不妊治療と婦人科疾患(婦人科手術)

不妊で来院される方で、子宮筋腫や子宮内膜症といった婦人科の病気をお持ちの方がおられます。これらの疾患は、それ自体が不妊の原因になります。しかし、これらの疾患に対して、婦人科のスタンダードのアプローチが適切とは限りません。不妊の方にとっては、早く妊娠することが何よりも大事なことです。

着床不全については着床特集ページをあわせてご覧ください。

例えば、子宮内膜症による癒着で卵管が詰まっている場合、腹腔鏡で癒着をはがすことが標準的な治療です。しかし、内膜症というのは進行する病気ですので、せっかく癒着をはがしても、また癒着することもあります。薬で進行を止めようとすると、妊娠できなくなります。一方、妊娠することによって内膜症の進行は止まります。ですから、わざわざ危険を伴う手術をするのではなく、強い癒着がある場合には最初から体外受精をすべきだと考えています。

しかし、大きな子宮筋腫があるのに治療せず、何でもまず体外受精というのも間違ったアプローチだと思います。筋腫の状態によって着床の邪魔になります。また、妊娠中に胎盤ホルモンの影響によって子宮筋腫は大きくなります。中で変性したり出血したりして、腹痛や流産、早産の原因ともなります。とりあえず、妊娠だけすればよいというやり方はお勧めできません。

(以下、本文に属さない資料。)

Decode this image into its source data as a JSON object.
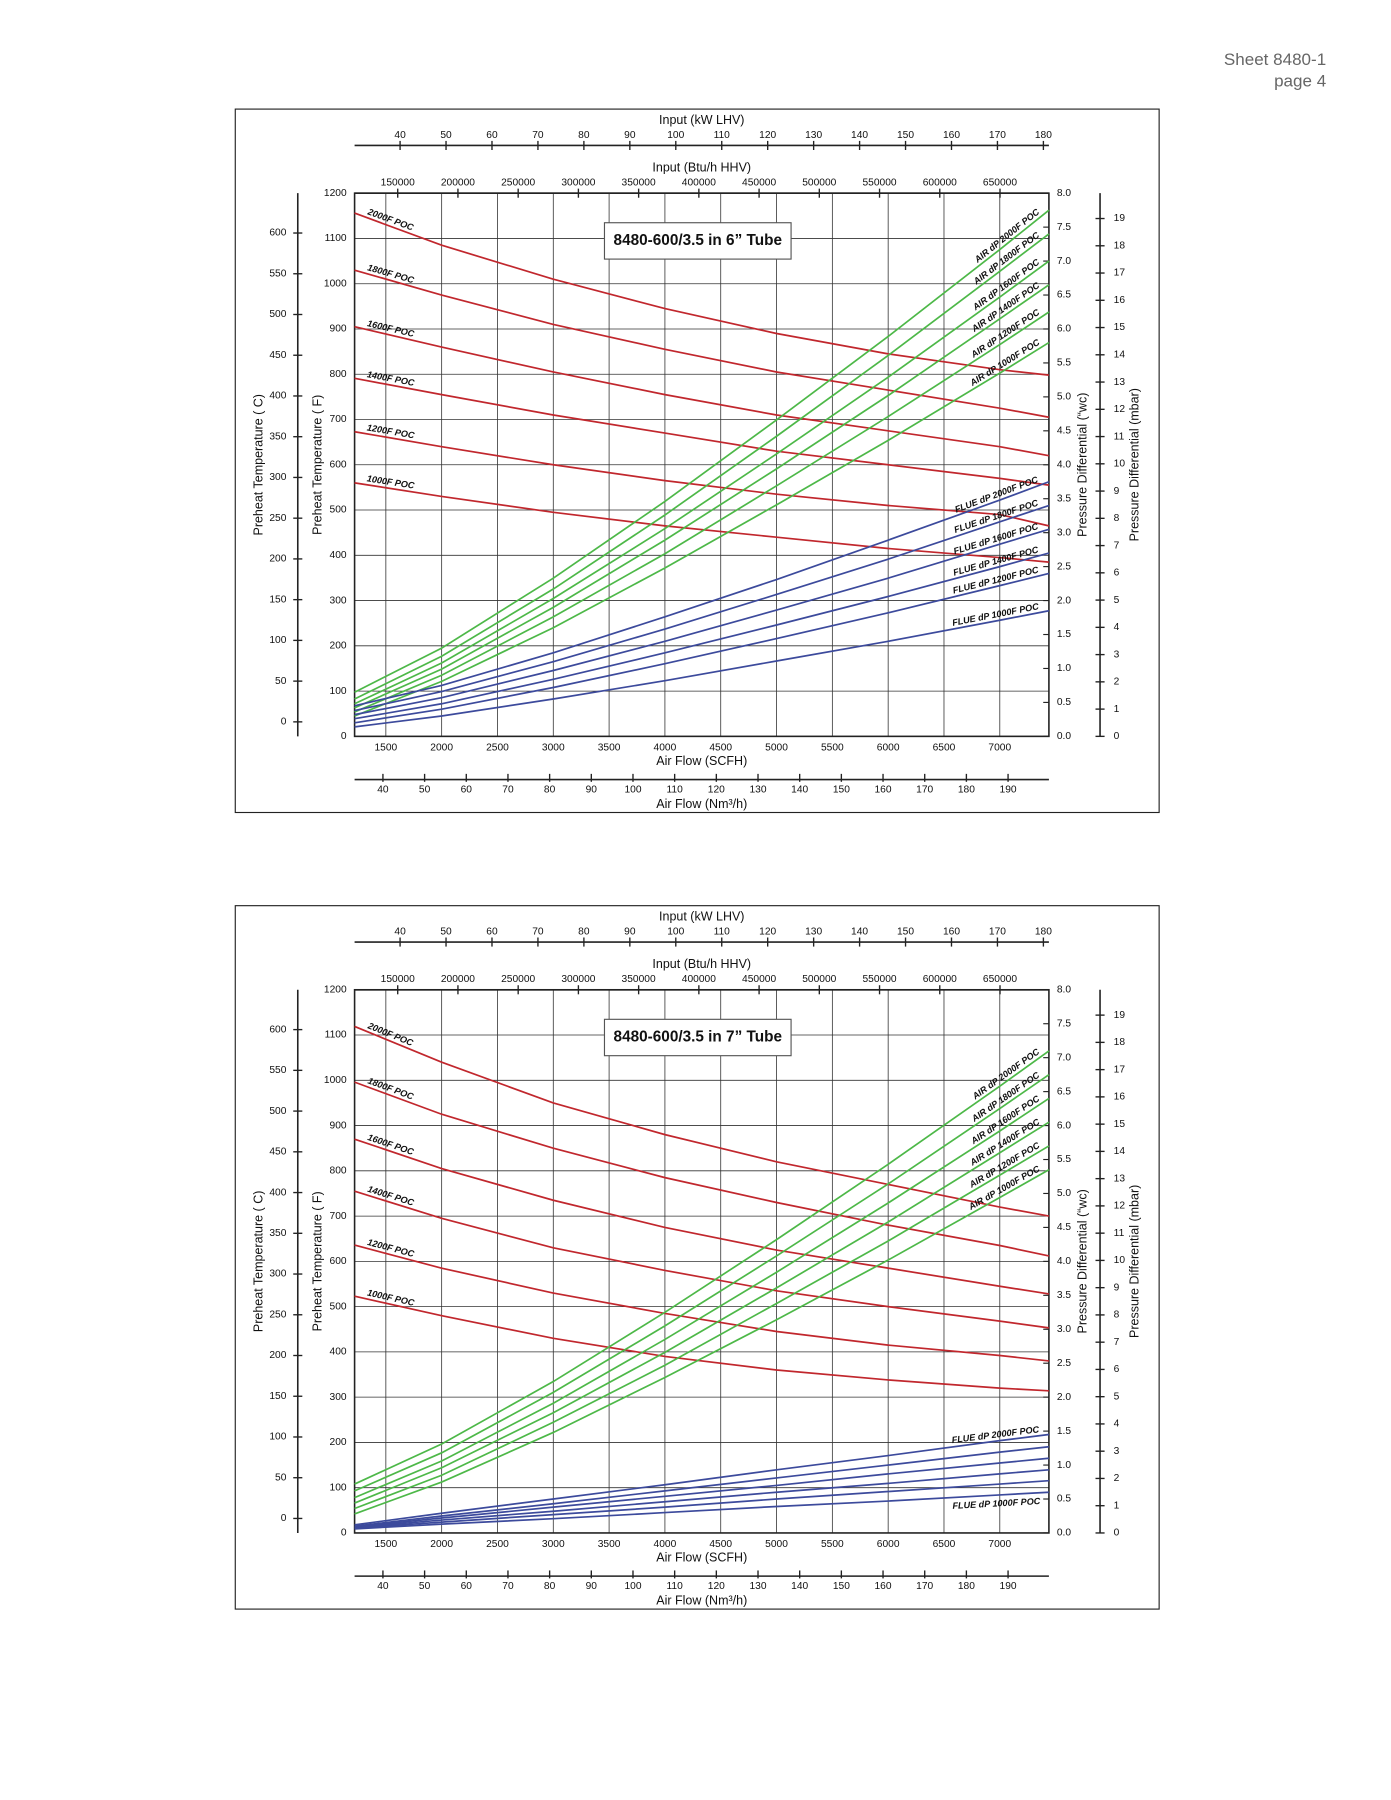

また、卵管に水が溜まる卵管留水腫という病気では、これを取らずに体外受精をしても卵管から流れてくる汚れた水のために、着床しにくいことがわかっています。ですから、不妊症なのに卵管をとる手術をするという、一見、矛盾した治療を最初にする必要があります。他にも、多嚢胞性卵巣や卵巣嚢腫といったよくある病気でも、不妊治療としてのアプローチと婦人科疾患としてのアプローチは異なります。